Quartararo “had nothing more” for MotoGP Silverstone pole fight

The championship leader will line up on the second row on Sunday, having qualified behind poleman Johann Zarco, Maverick Vinales and Jack Miller.

But Quartararo says he was “already on the maximum” and could not have improved his best time of 1m57.938s, within 0.2s of Pramac polesitter Zarco.

However, the Frenchman is confident that despite his long-lap penalty for colliding with Aleix Espargaro in June's Dutch TT last time out, Yamaha's “top” pace and improved consistency will enable him to fight victory.
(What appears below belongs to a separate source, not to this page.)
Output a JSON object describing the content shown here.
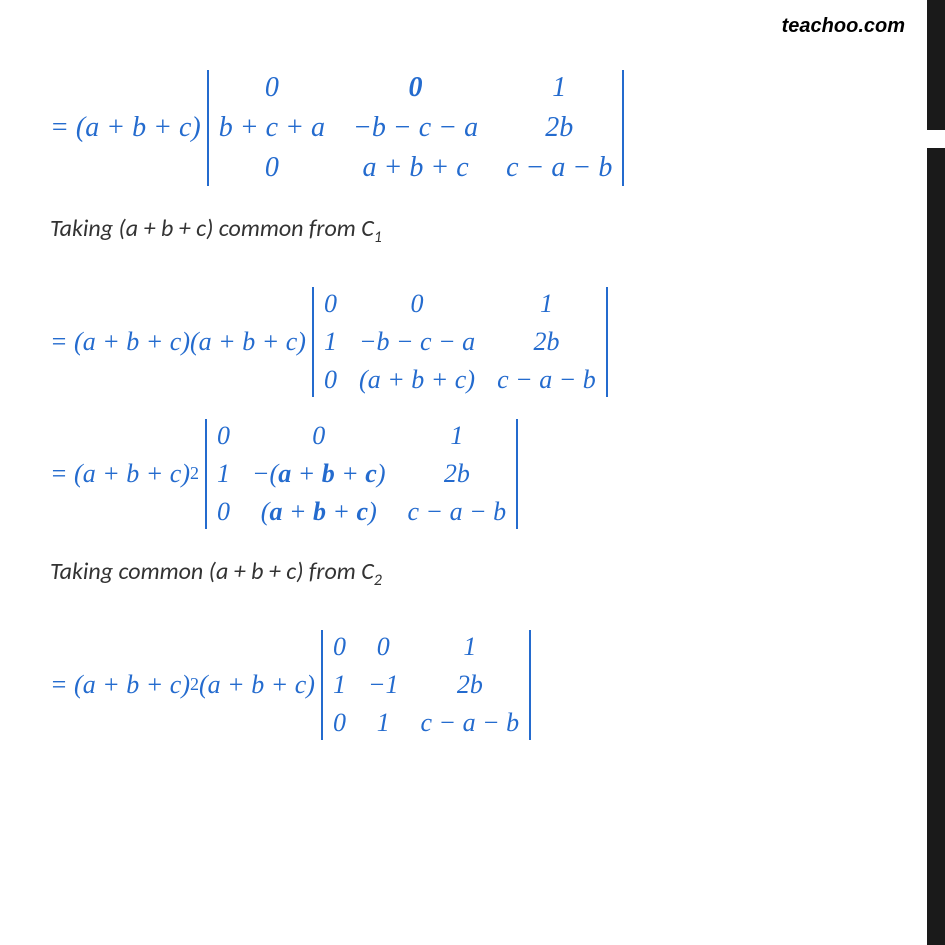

Asked by Motorsport.com whether starting fourth complicates his race, he said: “Well, it is what it is. I mean, I made one of the best laps of qualifying this year, I feel I have nothing more.

“We want to put more power in sometimes, but we are already on the maximum.

“I feel happy about my pace also in FP4, okay with the crash of Aleix and [Takaaki] Nakagami I could not finish the lap because of the yellow flag, but I think all of our laps was on [1m]59 and this is something really positive.

“The track is much better than last year and our consistency as well is much better.”

He added: “Johann has really strong pace, I think he is the fastest. But I think our pace is to fight for the victory.

“Okay, long lap penalty, we don’t know which position we will finish, but at least our pace is top.”

Fabio Quartararo, Yamaha Factory Racing (Photo by: Gold and Goose / Motorsport Images)

Quartararo has spent the whole weekend practicing the loop, but Espargaro felt the nature of it at Silverstone was “a joke” as the time the Frenchman was losing only amounted to around eight tenths of a second per lap.

After taking a cheeky dig on social media at Espargaro’s comments on Friday night, asking in an Instagram story how many long laps the Aprilia rider would like Quartararo to take, he said on Saturday after qualifying fourth that the time loss is much bigger than has been stated.

“We calculate, of course," Quartararo said when asked about the penalty time loss.

"Some people think we lose only 0.8s, but we lose much more.

"So at the end, it’s something that I prefer to go a little bit slower and take no risk than put myself on the limit, risk a crash or risk to make another one. It’s not one-tenth or two tenths will change my life for 20 laps.”